Esto -que sepan los salteños- no sucedía antes, y que conste que antes también había peregrinos, que se ganaban el respeto y la simpatía de los demás por su humildad, y no por reivindicar derechos como por ejemplo que el gobierno les pague el pasaje de regreso a sus hogares. Peregrinos siempre hubo, como siempre hubo feligreses «de proximidad». Solo que antes los que eran iguales, en derechos y en consideración social, ahora han dejado de serlo.
Los poderes públicos no pueden fomentar esta desigualdad, como tampoco puede hacerlo la jerarquía católica de Salta, al menos sin ignorar la doctrina que enseñó Jesucristo. Los peregrinos, así como no son superciudadanos, tampoco son superfeligreses, y sus derechos que se derivan de una u otra condición jamás pueden estar por encima de los derechos de quienes pertenecen a las mismas categorías, pero que tienen la poca fortuna de vivir a unos cuantos pasos de la Catedral.

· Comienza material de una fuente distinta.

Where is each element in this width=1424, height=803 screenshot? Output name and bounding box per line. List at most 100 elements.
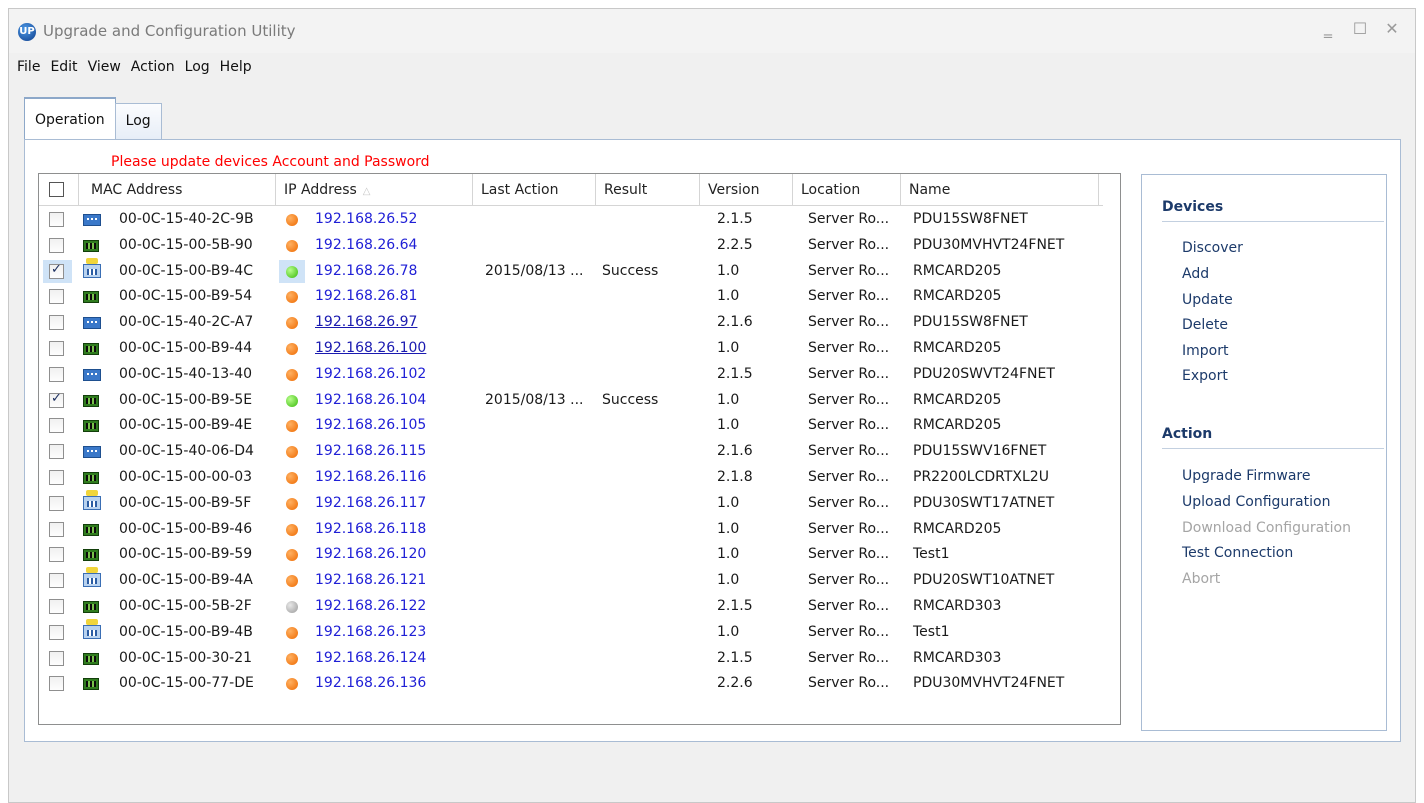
upload-configuration-link[interactable]: Upload Configuration	[1182, 494, 1330, 510]
ip-address-link[interactable]: 192.168.26.64	[315, 237, 417, 253]
row-checkbox[interactable]	[49, 624, 64, 640]
ip-address-link[interactable]: 192.168.26.136	[315, 675, 426, 691]
menu-help[interactable]: Help	[216, 59, 256, 75]
header-version[interactable]: Version	[700, 174, 793, 206]
ip-address-link[interactable]: 192.168.26.122	[315, 598, 426, 614]
row-checkbox[interactable]	[49, 650, 64, 666]
tab-log[interactable]: Log	[114, 103, 162, 139]
menu-edit[interactable]: Edit	[46, 59, 81, 75]
row-checkbox[interactable]	[49, 444, 64, 460]
header-last-action[interactable]: Last Action	[473, 174, 596, 206]
mac-address-cell: 00-0C-15-00-77-DE	[119, 675, 254, 692]
table-row[interactable]: 00-0C-15-40-13-40 192.168.26.102 2.1.5 Serv…	[39, 362, 1119, 388]
row-checkbox[interactable]	[49, 340, 64, 356]
row-checkbox[interactable]	[49, 237, 64, 253]
close-icon[interactable]: ✕	[1383, 19, 1401, 39]
select-all-checkbox[interactable]	[49, 182, 64, 197]
ip-address-link[interactable]: 192.168.26.123	[315, 624, 426, 640]
ip-address-link[interactable]: 192.168.26.120	[315, 546, 426, 562]
minimize-icon[interactable]: ‗	[1319, 19, 1337, 39]
table-row[interactable]: 00-0C-15-00-B9-59 192.168.26.120 1.0 Server…	[39, 542, 1119, 568]
ip-address-link[interactable]: 192.168.26.124	[315, 650, 426, 666]
table-row[interactable]: 00-0C-15-00-5B-2F 192.168.26.122 2.1.5 Serv…	[39, 594, 1119, 620]
card-icon	[83, 600, 99, 613]
ip-address-link[interactable]: 192.168.26.78	[315, 263, 417, 279]
table-row[interactable]: 00-0C-15-00-B9-5F 192.168.26.117 1.0 Server…	[39, 489, 1119, 517]
location-cell: Server Ro...	[808, 675, 890, 692]
table-row[interactable]: 00-0C-15-00-5B-90 192.168.26.64 2.2.5 Serve…	[39, 233, 1119, 259]
ip-address-link[interactable]: 192.168.26.116	[315, 469, 426, 485]
test-connection-link[interactable]: Test Connection	[1182, 545, 1293, 561]
mac-address-cell: 00-0C-15-40-13-40	[119, 365, 253, 382]
header-location[interactable]: Location	[793, 174, 901, 206]
discover-link[interactable]: Discover	[1182, 240, 1243, 256]
status-orange-icon	[286, 317, 298, 330]
row-checkbox[interactable]	[49, 315, 64, 331]
upgrade-firmware-link[interactable]: Upgrade Firmware	[1182, 468, 1310, 484]
ip-address-link[interactable]: 192.168.26.100	[315, 340, 426, 356]
row-checkbox[interactable]	[49, 573, 64, 589]
device-name-cell: PDU20SWVT24FNET	[913, 365, 1055, 382]
ip-address-link[interactable]: 192.168.26.97	[315, 314, 417, 330]
row-checkbox[interactable]	[49, 366, 64, 382]
version-cell: 2.1.5	[717, 597, 753, 614]
menu-file[interactable]: File	[13, 59, 44, 75]
row-checkbox[interactable]	[49, 598, 64, 614]
ip-address-link[interactable]: 192.168.26.81	[315, 288, 417, 304]
add-link[interactable]: Add	[1182, 266, 1209, 282]
row-checkbox[interactable]	[49, 495, 64, 511]
card-icon	[83, 652, 99, 665]
row-checkbox[interactable]	[49, 418, 64, 434]
table-row[interactable]: 00-0C-15-00-B9-5E 192.168.26.104 2015/08/1…	[39, 388, 1119, 414]
version-cell: 2.1.5	[717, 649, 753, 666]
pdu-icon	[83, 368, 101, 381]
row-checkbox[interactable]	[49, 262, 64, 279]
ip-address-link[interactable]: 192.168.26.102	[315, 366, 426, 382]
import-link[interactable]: Import	[1182, 343, 1228, 359]
device-name-cell: PDU20SWT10ATNET	[913, 572, 1055, 589]
version-cell: 2.1.8	[717, 468, 753, 485]
table-row[interactable]: 00-0C-15-00-00-03 192.168.26.116 2.1.8 Serv…	[39, 465, 1119, 491]
table-row[interactable]: 00-0C-15-40-2C-9B 192.168.26.52 2.1.5 Serve…	[39, 207, 1119, 233]
row-checkbox[interactable]	[49, 469, 64, 485]
header-ip-address[interactable]: IP Address △	[276, 174, 473, 206]
table-row[interactable]: 00-0C-15-40-06-D4 192.168.26.115 2.1.6 Serv…	[39, 439, 1119, 465]
header-mac-address[interactable]: MAC Address	[79, 174, 276, 206]
ups-icon	[83, 257, 101, 278]
row-checkbox[interactable]	[49, 391, 64, 408]
table-row[interactable]: 00-0C-15-00-B9-4A 192.168.26.121 1.0 Server…	[39, 567, 1119, 594]
ip-address-link[interactable]: 192.168.26.105	[315, 417, 426, 433]
menu-view[interactable]: View	[84, 59, 125, 75]
table-row[interactable]: 00-0C-15-00-B9-4E 192.168.26.105 1.0 Server…	[39, 413, 1119, 439]
row-checkbox[interactable]	[49, 676, 64, 692]
ip-address-link[interactable]: 192.168.26.115	[315, 443, 426, 459]
menu-action[interactable]: Action	[127, 59, 179, 75]
ip-address-link[interactable]: 192.168.26.118	[315, 521, 426, 537]
delete-link[interactable]: Delete	[1182, 317, 1228, 333]
export-link[interactable]: Export	[1182, 368, 1228, 384]
header-result[interactable]: Result	[596, 174, 700, 206]
table-row[interactable]: 00-0C-15-00-B9-44 192.168.26.100 1.0 Server…	[39, 336, 1119, 362]
ip-address-link[interactable]: 192.168.26.121	[315, 572, 426, 588]
row-checkbox[interactable]	[49, 212, 64, 227]
ip-address-link[interactable]: 192.168.26.104	[315, 392, 426, 408]
update-link[interactable]: Update	[1182, 292, 1233, 308]
ip-address-link[interactable]: 192.168.26.117	[315, 495, 426, 511]
table-row[interactable]: 00-0C-15-00-B9-4B 192.168.26.123 1.0 Server…	[39, 618, 1119, 646]
ip-address-link[interactable]: 192.168.26.52	[315, 211, 417, 227]
tab-operation[interactable]: Operation	[24, 97, 116, 139]
table-row[interactable]: 00-0C-15-00-B9-4C 192.168.26.78 2015/08/13…	[39, 257, 1119, 285]
row-checkbox[interactable]	[49, 547, 64, 563]
header-name[interactable]: Name	[901, 174, 1099, 206]
row-checkbox[interactable]	[49, 289, 64, 305]
table-row[interactable]: 00-0C-15-00-77-DE 192.168.26.136 2.2.6 Serv…	[39, 671, 1119, 697]
table-row[interactable]: 00-0C-15-00-30-21 192.168.26.124 2.1.5 Serv…	[39, 646, 1119, 672]
menu-log[interactable]: Log	[181, 59, 214, 75]
maximize-icon[interactable]: ☐	[1351, 19, 1369, 39]
table-row[interactable]: 00-0C-15-00-B9-54 192.168.26.81 1.0 Server …	[39, 284, 1119, 310]
mac-address-cell: 00-0C-15-00-30-21	[119, 649, 253, 666]
row-checkbox[interactable]	[49, 521, 64, 537]
table-row[interactable]: 00-0C-15-40-2C-A7 192.168.26.97 2.1.6 Serve…	[39, 310, 1119, 336]
device-name-cell: RMCARD205	[913, 288, 1002, 305]
table-row[interactable]: 00-0C-15-00-B9-46 192.168.26.118 1.0 Server…	[39, 517, 1119, 543]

Recuperar la fiesta del Milagro para todos los salteños, rescatar aquella atmósfera profunda de espiritualidad hoy opacada por los patrulleros, las sirenas y los pedicuros de perros es una tarea que debe comprometer a ciudadanos, gobierno e Iglesia. Una tarea que si no nos decidimos pronto a encarar, convertirá en poco tiempo a nuestra demostración religiosa por antonomasia en ese carnaval de figuras móviles del que hablábamos más arriba: aquel en el que más destaca quien más camina.
La Fe -y suena hasta ridículo decirlo- no se mide por los callos en los pies sino por los que llevamos en el alma.